More advanced and realistic audio manipulation is now possible with the development of new software such as Adobe VoCo and Lyrebird. With the ability to alter speech or even to add new words, these technologies intend to make audio editing easier in cases when a speaker stumbles on a word or misspeaks. However, these programs bring with them various ethical concerns and could contribute to the rising distrust of the media.
Adobe’s anticipated VoCo software works by breaking down a sample of recorded speech into phonemes, referring to the smallest discernible unit of the speech system, according to TechCrunch. These phonemes are used to create a speech model that can be used to alter the original recording.

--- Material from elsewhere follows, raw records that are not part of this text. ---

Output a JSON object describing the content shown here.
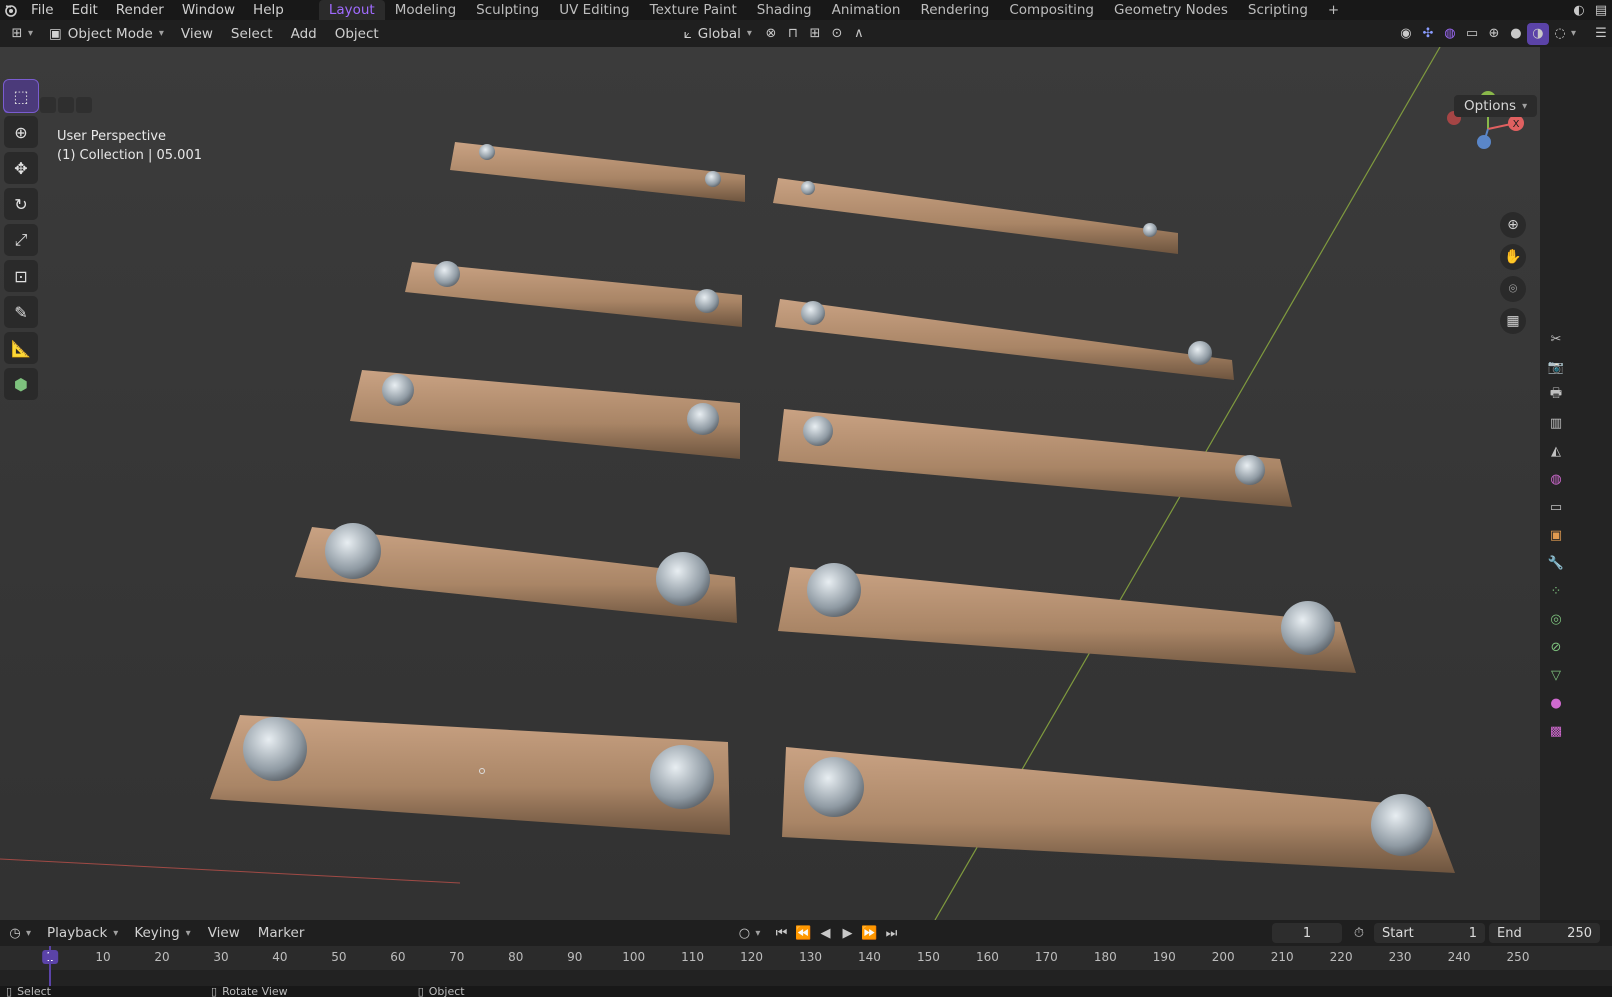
{
  "menubar": {
    "items": [
      "File",
      "Edit",
      "Render",
      "Window",
      "Help"
    ],
    "workspaces": [
      "Layout",
      "Modeling",
      "Sculpting",
      "UV Editing",
      "Texture Paint",
      "Shading",
      "Animation",
      "Rendering",
      "Compositing",
      "Geometry Nodes",
      "Scripting"
    ],
    "active_workspace": "Layout",
    "add_tab": "+"
  },
  "header": {
    "mode": "Object Mode",
    "menus": [
      "View",
      "Select",
      "Add",
      "Object"
    ],
    "orientation": "Global",
    "options_label": "Options"
  },
  "viewport": {
    "line1": "User Perspective",
    "line2": "(1) Collection | 05.001",
    "gizmo": {
      "x_label": "X"
    },
    "background": "#3d3d3d",
    "object_color": "#b08a6a"
  },
  "toolbar": {
    "tools": [
      "select-box-icon",
      "cursor-icon",
      "move-icon",
      "rotate-icon",
      "scale-icon",
      "transform-icon",
      "annotate-icon",
      "measure-icon",
      "add-cube-icon"
    ]
  },
  "timeline": {
    "menus": [
      "Playback",
      "Keying",
      "View",
      "Marker"
    ],
    "current_frame": "1",
    "start_label": "Start",
    "start_value": "1",
    "end_label": "End",
    "end_value": "250",
    "ticks": [
      "1",
      "10",
      "20",
      "30",
      "40",
      "50",
      "60",
      "70",
      "80",
      "90",
      "100",
      "110",
      "120",
      "130",
      "140",
      "150",
      "160",
      "170",
      "180",
      "190",
      "200",
      "210",
      "220",
      "230",
      "240",
      "250"
    ]
  },
  "statusbar": {
    "select": "Select",
    "rotate": "Rotate View",
    "object": "Object"
  },
  "colors": {
    "accent": "#7a5cd0",
    "x_axis": "#e06060",
    "y_axis": "#8ab84a",
    "z_axis": "#5a86c8"
  }
}
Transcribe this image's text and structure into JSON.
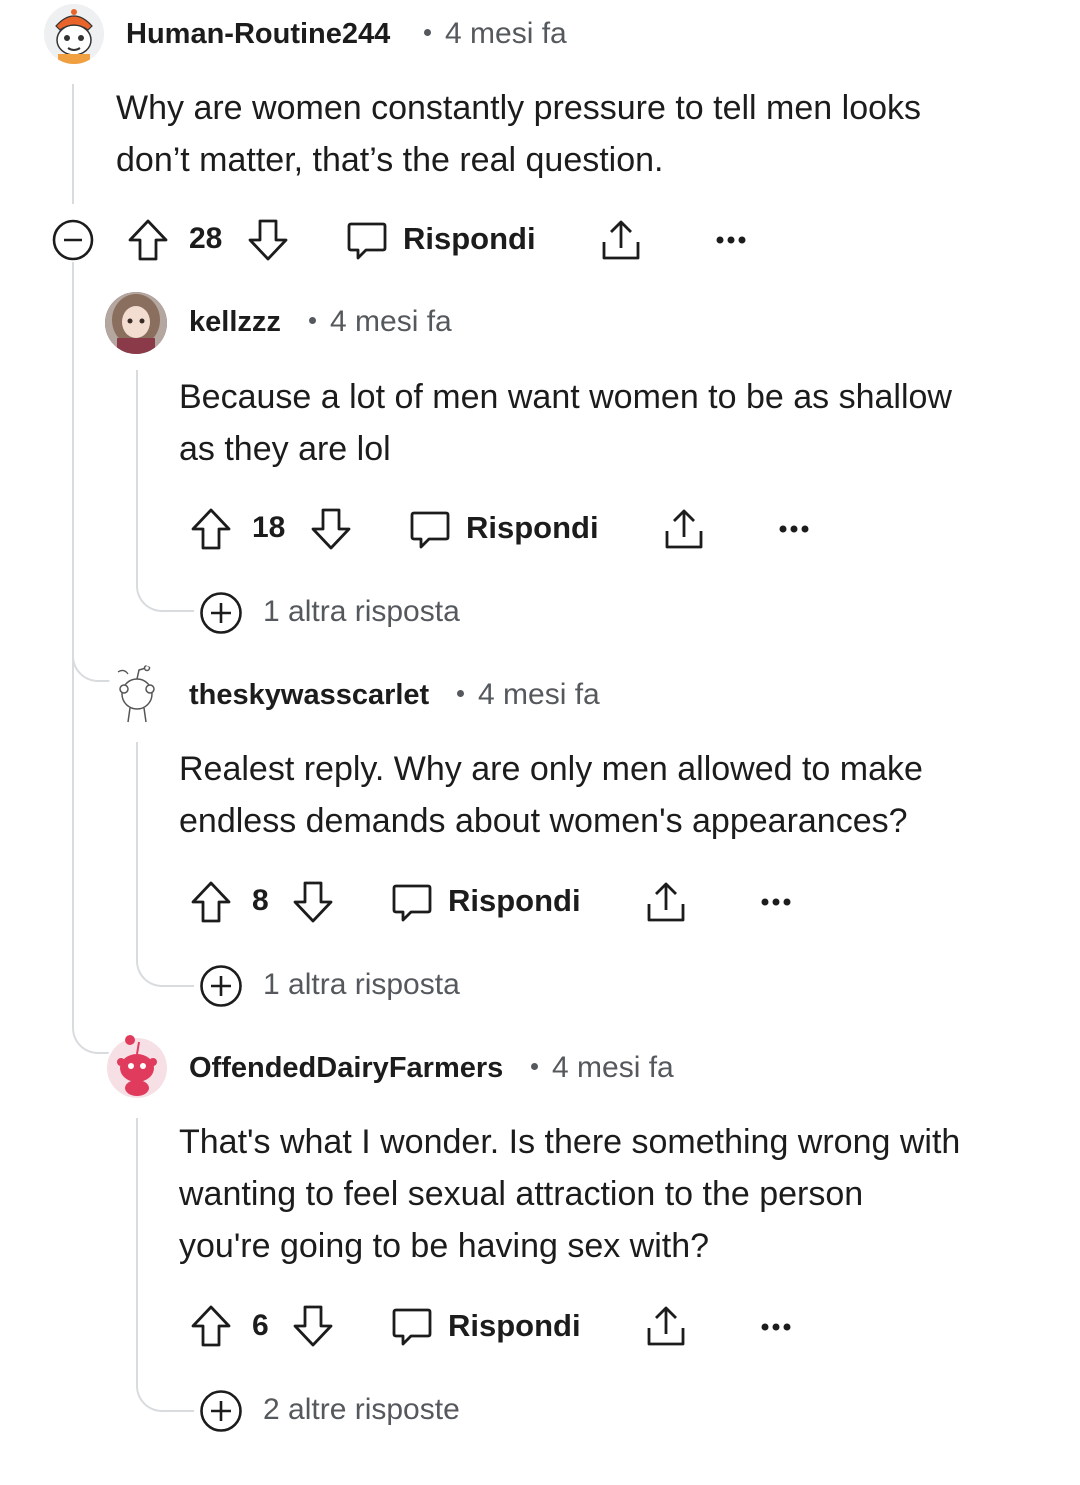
{
  "comments": [
    {
      "username": "Human-Routine244",
      "time": "4 mesi fa",
      "body": [
        "Why are women constantly pressure to tell men looks",
        "don’t matter, that’s the real question."
      ],
      "votes": "28",
      "reply_label": "Rispondi"
    },
    {
      "username": "kellzzz",
      "time": "4 mesi fa",
      "body": [
        "Because a lot of men want women to be as shallow",
        "as they are lol"
      ],
      "votes": "18",
      "reply_label": "Rispondi",
      "more_replies": "1 altra risposta"
    },
    {
      "username": "theskywasscarlet",
      "time": "4 mesi fa",
      "body": [
        "Realest reply. Why are only men allowed to make",
        "endless demands about women's appearances?"
      ],
      "votes": "8",
      "reply_label": "Rispondi",
      "more_replies": "1 altra risposta"
    },
    {
      "username": "OffendedDairyFarmers",
      "time": "4 mesi fa",
      "body": [
        "That's what I wonder. Is there something wrong with",
        "wanting to feel sexual attraction to the person",
        "you're going to be having sex with?"
      ],
      "votes": "6",
      "reply_label": "Rispondi",
      "more_replies": "2 altre risposte"
    }
  ],
  "colors": {
    "text": "#1c1c1c",
    "meta": "#55595d",
    "thread_line": "#d9dcdf",
    "snoo_red": "#e03b5c"
  },
  "icons": [
    "collapse-icon",
    "upvote-icon",
    "downvote-icon",
    "comment-icon",
    "share-icon",
    "more-options-icon",
    "expand-plus-icon"
  ]
}
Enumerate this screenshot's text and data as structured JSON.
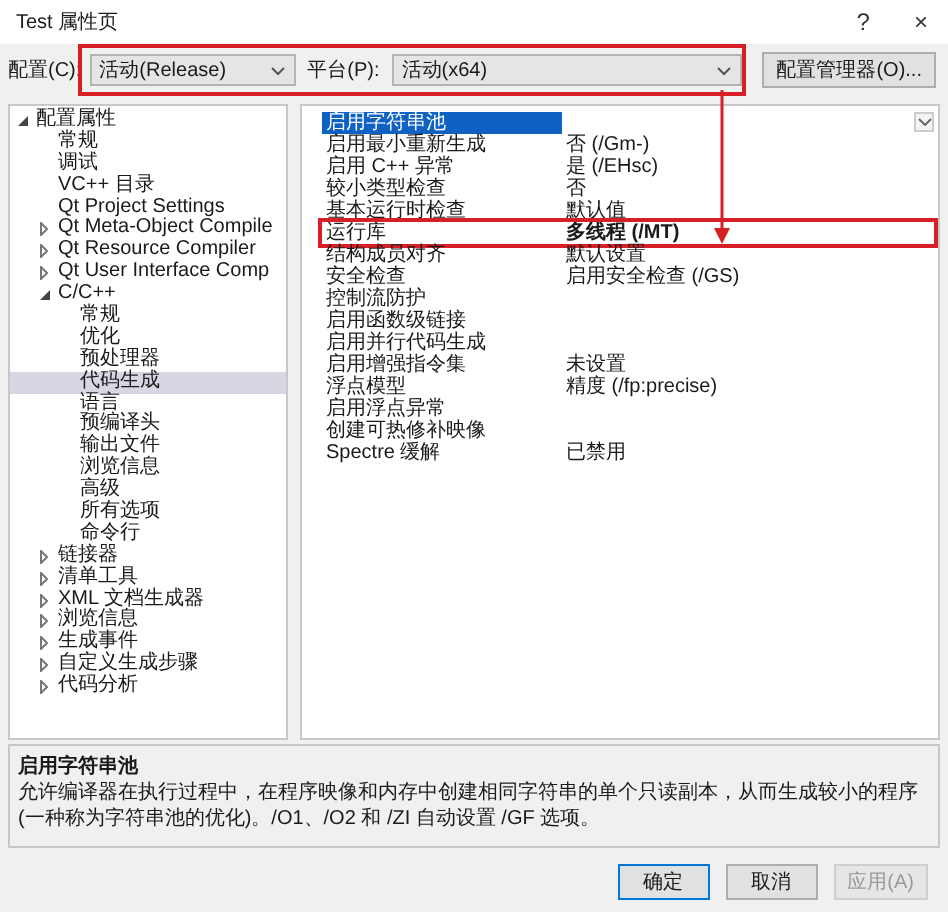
{
  "window": {
    "title": "Test 属性页",
    "help": "?",
    "close": "×"
  },
  "config_bar": {
    "outlined": true,
    "config_label": "配置(C):",
    "config_value": "活动(Release)",
    "platform_label": "平台(P):",
    "platform_value": "活动(x64)",
    "manager_button": "配置管理器(O)..."
  },
  "tree": [
    {
      "label": "配置属性",
      "expanded": true,
      "selected": false,
      "children": [
        {
          "label": "常规",
          "selected": false
        },
        {
          "label": "调试",
          "selected": false
        },
        {
          "label": "VC++ 目录",
          "selected": false
        },
        {
          "label": "Qt Project Settings",
          "selected": false
        },
        {
          "label": "Qt Meta-Object Compile",
          "selected": false,
          "expanded": false
        },
        {
          "label": "Qt Resource Compiler",
          "selected": false,
          "expanded": false
        },
        {
          "label": "Qt User Interface Comp",
          "selected": false,
          "expanded": false
        },
        {
          "label": "C/C++",
          "selected": false,
          "expanded": true,
          "children": [
            {
              "label": "常规",
              "selected": false
            },
            {
              "label": "优化",
              "selected": false
            },
            {
              "label": "预处理器",
              "selected": false
            },
            {
              "label": "代码生成",
              "selected": true
            },
            {
              "label": "语言",
              "selected": false
            },
            {
              "label": "预编译头",
              "selected": false
            },
            {
              "label": "输出文件",
              "selected": false
            },
            {
              "label": "浏览信息",
              "selected": false
            },
            {
              "label": "高级",
              "selected": false
            },
            {
              "label": "所有选项",
              "selected": false
            },
            {
              "label": "命令行",
              "selected": false
            }
          ]
        },
        {
          "label": "链接器",
          "selected": false,
          "expanded": false
        },
        {
          "label": "清单工具",
          "selected": false,
          "expanded": false
        },
        {
          "label": "XML 文档生成器",
          "selected": false,
          "expanded": false
        },
        {
          "label": "浏览信息",
          "selected": false,
          "expanded": false
        },
        {
          "label": "生成事件",
          "selected": false,
          "expanded": false
        },
        {
          "label": "自定义生成步骤",
          "selected": false,
          "expanded": false
        },
        {
          "label": "代码分析",
          "selected": false,
          "expanded": false
        }
      ]
    }
  ],
  "properties": [
    {
      "name": "启用字符串池",
      "selected": true,
      "outlined": false
    },
    {
      "name": "启用最小重新生成",
      "value": "否 (/Gm-)",
      "selected": false,
      "modified": false,
      "outlined": false
    },
    {
      "name": "启用 C++ 异常",
      "value": "是 (/EHsc)",
      "selected": false,
      "modified": false,
      "outlined": false
    },
    {
      "name": "较小类型检查",
      "value": "否",
      "selected": false,
      "modified": false,
      "outlined": false
    },
    {
      "name": "基本运行时检查",
      "value": "默认值",
      "selected": false,
      "modified": false,
      "outlined": false
    },
    {
      "name": "运行库",
      "value": "多线程 (/MT)",
      "selected": false,
      "modified": true,
      "outlined": true
    },
    {
      "name": "结构成员对齐",
      "value": "默认设置",
      "selected": false,
      "modified": false,
      "outlined": false
    },
    {
      "name": "安全检查",
      "value": "启用安全检查 (/GS)",
      "selected": false,
      "modified": false,
      "outlined": false
    },
    {
      "name": "控制流防护",
      "selected": false,
      "outlined": false
    },
    {
      "name": "启用函数级链接",
      "selected": false,
      "outlined": false
    },
    {
      "name": "启用并行代码生成",
      "selected": false,
      "outlined": false
    },
    {
      "name": "启用增强指令集",
      "value": "未设置",
      "selected": false,
      "modified": false,
      "outlined": false
    },
    {
      "name": "浮点模型",
      "value": "精度 (/fp:precise)",
      "selected": false,
      "modified": false,
      "outlined": false
    },
    {
      "name": "启用浮点异常",
      "selected": false,
      "outlined": false
    },
    {
      "name": "创建可热修补映像",
      "selected": false,
      "outlined": false
    },
    {
      "name": "Spectre 缓解",
      "value": "已禁用",
      "selected": false,
      "modified": false,
      "outlined": false
    }
  ],
  "description": {
    "title": "启用字符串池",
    "text": "允许编译器在执行过程中，在程序映像和内存中创建相同字符串的单个只读副本，从而生成较小的程序(一种称为字符串池的优化)。/O1、/O2 和 /ZI 自动设置 /GF 选项。"
  },
  "buttons": [
    {
      "label": "确定",
      "default": true,
      "disabled": false
    },
    {
      "label": "取消",
      "default": false,
      "disabled": false
    },
    {
      "label": "应用(A)",
      "default": false,
      "disabled": true
    }
  ]
}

This technology is reliant on deep learning, an approach to machine learning that uses layered neural networks, modeled after the brain, to break down and recreate the task in a way that can be addressed by a computer.
Asst. Computer Science Prof. Vicente Ordóñez said this technology uses a form of deep learning called “generative adversarial networks” which allows for the generation of new content 一 in this case the generation of words that had not been spoken.
“So you show your software, or model, or algorithm a bunch of examples of what you’re trying to generate and the model will learn to generate new samples following, more or less, the distribution of the samples you showed the algorithm for images, text and audio,” Ordóñez said.
Engineering and Society Assoc. Prof. Rosalyn Berne said the release of this new technology is intended to be an incremental stage of improvement on existing technology despite the potential negative implications.
“These technologies are moving so rapidly that I think it's going to be a little hard for human beings to keep up with the changes,” Berne said. “Because we’ve adopted these things over evolution of a million years, and now they’re being tampered with pretty directly.”
These technologies may also impact the way we form and define relationships, Berne said.
“There’s a great film, ‘Her’, that I use in my class, that sort of began to play with that notion of what will it mean when we begin to confuse relationships with people with systems,” Berne said. “It’s foreshadowing a question about what is a relationship, what do we expect from other people when we are now having to interpret meaning from systems that sounds a whole lot like what a person sounds like.”
Not only may these technologies alter perceptions of what a relationship entails, but they have the potential to be used to imitate others, especially those in the public eye.
This technology would allow a user “to generate the audio that resembles a particular person you’re targeting,” Ordóñez said. “This is more problematic for public figures where you can gather a lot of audio from public speeches so you could conceivably do that.”
The manipulation of recorded speeches also has the potential to contribute to the rise of fake news.
“It’s very relevant these days with the fake news,” Ordóñez said. “You will be able to generate not just text that is fake, but potentially the video or the voice will sound like a public figure.”
Berne said she believes it will be impossible to ignore programs like VoCo or any prevalent technology 一 similar to how students can no longer go without a computer.
One reaction to this technology is teaching how to better identify fake news as part of college courses, Berne said. However, a proactive way to address implications of this technology would be to integrate ethical measures in the software itself.
“You could conceive of having some type of code or signature that accompanies audio or video manipulations that shows that it’s been digitally modified after some point in time,” Ordóñez said.
Despite having the technological capability, designing in elements to prevent misuse may not be one of the engineer’s primary technological goals, Berne said.
According to Berne, these concerns are more likely to be addressed post-development, at the policy level. Often this will be after the technology has hit the market when questions concerning expectations, consumer needs and consumer safety are brought to the forefront. Like Berne, Ordóñez said ethical concerns may be better addressed outside the realm of engineering.
“Certainly software engineers have the technology, but for addressing some of the other ethical questions, you have to look into the humanities as well,” Ordóñez said. “I think it will require a lot of interdisciplinary work, with other people working on computer security perhaps, working on digital content identification, but I think it general it even comes down to doing better journalism.”
Ordóñez said that readers must also be more wary of what they see or hear or read on the internet.
According to Berne, the excitement of new technology can often be distraction.
“Most of us are just becoming skeptical, but we’re also enamored with a lot of this technology,” Berne said. “A lot of people get excited about the next iPhone, and the next app and what it can do. As consumers who have a propensity for wanting to be entertained, I think we are going to be more entertained than concerned until it gets to the point where we actually realize what has happened.”
Nevertheless, people must be discerning when consuming media, Berne said.
“Be a critical consumer, of everything,” Berne said. “A lot of us are very careful now in choosing what we eat, what we put in our bodies. Maybe we just have to be really careful about what we put in our minds, and that’s a matter of intention.”